With trying to conceive, there seems to be a slight increase in miscarriages for Ehlers-Danlos patients when compared to the general population, as skin issues such as fragility can also occur inside the body.

However, the type and severity of complications really depends on what type of EDS the patient has -vascular EDS tends to present with far more likelihood of severe problems. I'm waiting on testing to rule out both vascular type and classical type, but I'm pretty confident that I have hypermobility type, or some form of hypermobilty spectrum disorder -criteria change came into place this year which has complicated previous diagnoses. So hopefully both London and genetic testing can clear up which condition or sub-type I do have. Here's some further information on EDS types.

The main issue with Ehlers-Danlos syndrome in pregnancy is the obvious one -that with such sudden, extra weight, I (or any sufferer) may be prone to dislocations even more frequently than usual.

For me individually, due to hip dysplasia/ shallow hip socket, I will more than likely require a C section. I'm perfectly happy with this. However, many people with EDS have issues with anaesthetic not working the way it should. Some people need extra at the dentists, hospital procedures and of course that includes epidural during childbirth. I'm not 100% sure why, I guess faulty collagen doesn't play by normal rules when it comes to anything. Luckily I've only had this inability to be sedated occur once in my life so far... But I imagine epidural failing during a C section is the very worst time that this can happen. I've heard of some women needing complete knocking out due to epidural failure. So that is something that I will need to stress to my doctors at the time.

Another possible problem with C section -People with EDS can take longer to heal after surgeries (my biopsy scar took longer than it should), we scar more easily (like that tiny scrape I got on my neck when I was eight that is still present) and our scars can burst open (like the mess on my leg), and of course this can't be great for such large scars. As I said above, skin fragility is common with EDS patients. If you have Chiari Malformation this also brings about possible complications during birth.

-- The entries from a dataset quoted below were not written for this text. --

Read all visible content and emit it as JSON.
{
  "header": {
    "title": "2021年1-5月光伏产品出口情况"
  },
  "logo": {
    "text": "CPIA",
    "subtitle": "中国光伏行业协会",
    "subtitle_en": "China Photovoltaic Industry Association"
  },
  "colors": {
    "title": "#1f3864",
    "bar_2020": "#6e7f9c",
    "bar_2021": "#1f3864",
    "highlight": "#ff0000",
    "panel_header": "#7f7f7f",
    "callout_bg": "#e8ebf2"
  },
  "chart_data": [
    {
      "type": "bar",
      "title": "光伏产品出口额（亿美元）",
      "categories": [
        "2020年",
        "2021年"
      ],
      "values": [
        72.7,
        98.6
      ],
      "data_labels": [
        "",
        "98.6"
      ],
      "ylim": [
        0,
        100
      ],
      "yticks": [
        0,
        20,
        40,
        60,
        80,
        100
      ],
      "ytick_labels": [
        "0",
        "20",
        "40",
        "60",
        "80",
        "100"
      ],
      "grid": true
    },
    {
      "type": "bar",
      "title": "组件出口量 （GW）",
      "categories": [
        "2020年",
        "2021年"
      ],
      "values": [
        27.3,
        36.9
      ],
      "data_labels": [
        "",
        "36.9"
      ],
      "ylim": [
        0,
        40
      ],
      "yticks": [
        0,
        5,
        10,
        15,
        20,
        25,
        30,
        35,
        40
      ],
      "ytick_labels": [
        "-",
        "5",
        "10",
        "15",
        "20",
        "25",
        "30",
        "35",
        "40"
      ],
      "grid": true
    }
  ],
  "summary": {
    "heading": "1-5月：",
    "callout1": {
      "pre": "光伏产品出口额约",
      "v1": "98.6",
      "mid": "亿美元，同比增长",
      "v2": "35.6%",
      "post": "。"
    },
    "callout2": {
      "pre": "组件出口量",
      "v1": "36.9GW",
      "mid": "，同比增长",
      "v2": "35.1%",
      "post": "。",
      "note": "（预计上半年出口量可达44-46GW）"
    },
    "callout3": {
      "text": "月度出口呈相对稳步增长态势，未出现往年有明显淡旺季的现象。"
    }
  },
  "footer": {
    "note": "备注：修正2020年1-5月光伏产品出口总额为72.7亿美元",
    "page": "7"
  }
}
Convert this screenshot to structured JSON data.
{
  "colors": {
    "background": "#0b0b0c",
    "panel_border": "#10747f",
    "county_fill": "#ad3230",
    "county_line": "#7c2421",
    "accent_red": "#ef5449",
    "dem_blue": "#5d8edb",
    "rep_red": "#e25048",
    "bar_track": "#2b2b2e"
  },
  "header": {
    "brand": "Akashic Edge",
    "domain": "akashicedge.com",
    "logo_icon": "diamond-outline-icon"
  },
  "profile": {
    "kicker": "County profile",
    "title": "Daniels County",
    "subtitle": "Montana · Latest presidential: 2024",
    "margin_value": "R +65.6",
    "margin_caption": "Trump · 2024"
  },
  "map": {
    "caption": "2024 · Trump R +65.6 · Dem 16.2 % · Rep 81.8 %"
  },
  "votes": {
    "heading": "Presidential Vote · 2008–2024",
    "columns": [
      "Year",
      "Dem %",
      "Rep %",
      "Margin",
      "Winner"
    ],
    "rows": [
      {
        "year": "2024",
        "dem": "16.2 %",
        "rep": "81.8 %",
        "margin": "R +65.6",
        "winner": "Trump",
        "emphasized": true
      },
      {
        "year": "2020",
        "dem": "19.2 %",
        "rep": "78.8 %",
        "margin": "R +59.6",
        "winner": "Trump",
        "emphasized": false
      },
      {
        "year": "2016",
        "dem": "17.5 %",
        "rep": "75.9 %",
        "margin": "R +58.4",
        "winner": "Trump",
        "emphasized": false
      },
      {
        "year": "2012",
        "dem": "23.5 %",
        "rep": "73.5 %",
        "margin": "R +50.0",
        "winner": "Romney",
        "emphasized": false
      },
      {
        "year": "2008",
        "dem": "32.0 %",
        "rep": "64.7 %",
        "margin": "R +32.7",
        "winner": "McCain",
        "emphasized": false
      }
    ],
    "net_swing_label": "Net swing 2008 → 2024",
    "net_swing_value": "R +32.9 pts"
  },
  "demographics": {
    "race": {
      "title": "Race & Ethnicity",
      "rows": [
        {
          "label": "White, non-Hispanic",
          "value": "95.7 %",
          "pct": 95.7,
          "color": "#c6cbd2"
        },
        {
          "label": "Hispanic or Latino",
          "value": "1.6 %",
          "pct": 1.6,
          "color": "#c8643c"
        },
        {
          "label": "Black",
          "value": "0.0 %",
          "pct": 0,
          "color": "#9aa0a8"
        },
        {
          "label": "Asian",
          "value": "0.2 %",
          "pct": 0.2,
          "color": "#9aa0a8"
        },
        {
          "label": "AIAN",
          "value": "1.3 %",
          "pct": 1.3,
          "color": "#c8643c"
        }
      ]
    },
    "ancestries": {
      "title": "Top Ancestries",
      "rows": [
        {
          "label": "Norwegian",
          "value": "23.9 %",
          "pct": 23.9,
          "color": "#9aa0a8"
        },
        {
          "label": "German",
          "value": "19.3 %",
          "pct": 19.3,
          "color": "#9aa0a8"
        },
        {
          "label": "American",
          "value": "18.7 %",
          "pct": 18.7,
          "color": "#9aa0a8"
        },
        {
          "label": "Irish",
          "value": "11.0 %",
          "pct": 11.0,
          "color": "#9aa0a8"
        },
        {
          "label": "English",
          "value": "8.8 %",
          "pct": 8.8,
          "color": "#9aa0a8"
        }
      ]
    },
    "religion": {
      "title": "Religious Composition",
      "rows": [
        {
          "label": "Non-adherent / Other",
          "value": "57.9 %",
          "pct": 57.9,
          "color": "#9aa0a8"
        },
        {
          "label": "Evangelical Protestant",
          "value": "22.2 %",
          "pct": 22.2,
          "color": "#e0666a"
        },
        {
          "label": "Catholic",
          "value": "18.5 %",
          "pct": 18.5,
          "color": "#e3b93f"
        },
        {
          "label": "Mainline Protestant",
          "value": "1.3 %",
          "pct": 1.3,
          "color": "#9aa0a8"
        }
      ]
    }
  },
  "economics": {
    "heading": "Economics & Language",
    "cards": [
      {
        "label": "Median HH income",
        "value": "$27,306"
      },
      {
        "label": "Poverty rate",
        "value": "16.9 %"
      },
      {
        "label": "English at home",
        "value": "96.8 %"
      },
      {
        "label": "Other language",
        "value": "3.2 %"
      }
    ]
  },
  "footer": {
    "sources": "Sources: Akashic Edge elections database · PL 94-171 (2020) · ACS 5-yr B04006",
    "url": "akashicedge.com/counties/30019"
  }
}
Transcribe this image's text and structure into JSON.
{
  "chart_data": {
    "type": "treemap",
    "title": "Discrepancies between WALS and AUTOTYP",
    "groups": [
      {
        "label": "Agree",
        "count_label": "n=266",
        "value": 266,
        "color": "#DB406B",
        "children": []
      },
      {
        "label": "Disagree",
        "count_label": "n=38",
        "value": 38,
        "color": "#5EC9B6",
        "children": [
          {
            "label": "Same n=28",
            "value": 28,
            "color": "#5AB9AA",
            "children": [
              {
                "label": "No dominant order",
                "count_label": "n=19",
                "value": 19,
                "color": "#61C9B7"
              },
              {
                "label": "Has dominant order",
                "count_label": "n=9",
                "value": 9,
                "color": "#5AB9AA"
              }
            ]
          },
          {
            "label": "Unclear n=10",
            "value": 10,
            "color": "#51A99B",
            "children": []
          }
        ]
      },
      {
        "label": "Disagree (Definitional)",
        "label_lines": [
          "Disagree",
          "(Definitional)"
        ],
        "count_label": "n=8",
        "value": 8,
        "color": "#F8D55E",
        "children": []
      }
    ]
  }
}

Many people with forms of EDS or HSD have mentioned that they felt their pain became worse after pregnancy/ giving birth. I'm not sure if this is down to a natural decline or if it's directly linked to pregnancy in other ways. Nine months is a long time, I know that my issues have all worsened over less time frames and naturally during pregnancy patients are less active. So I suppose it may be a mixture of all those elements combined. However, other people don't feel a noticeable increase in their pain and symptoms -it's very much a wait and see situation, that no one can predict.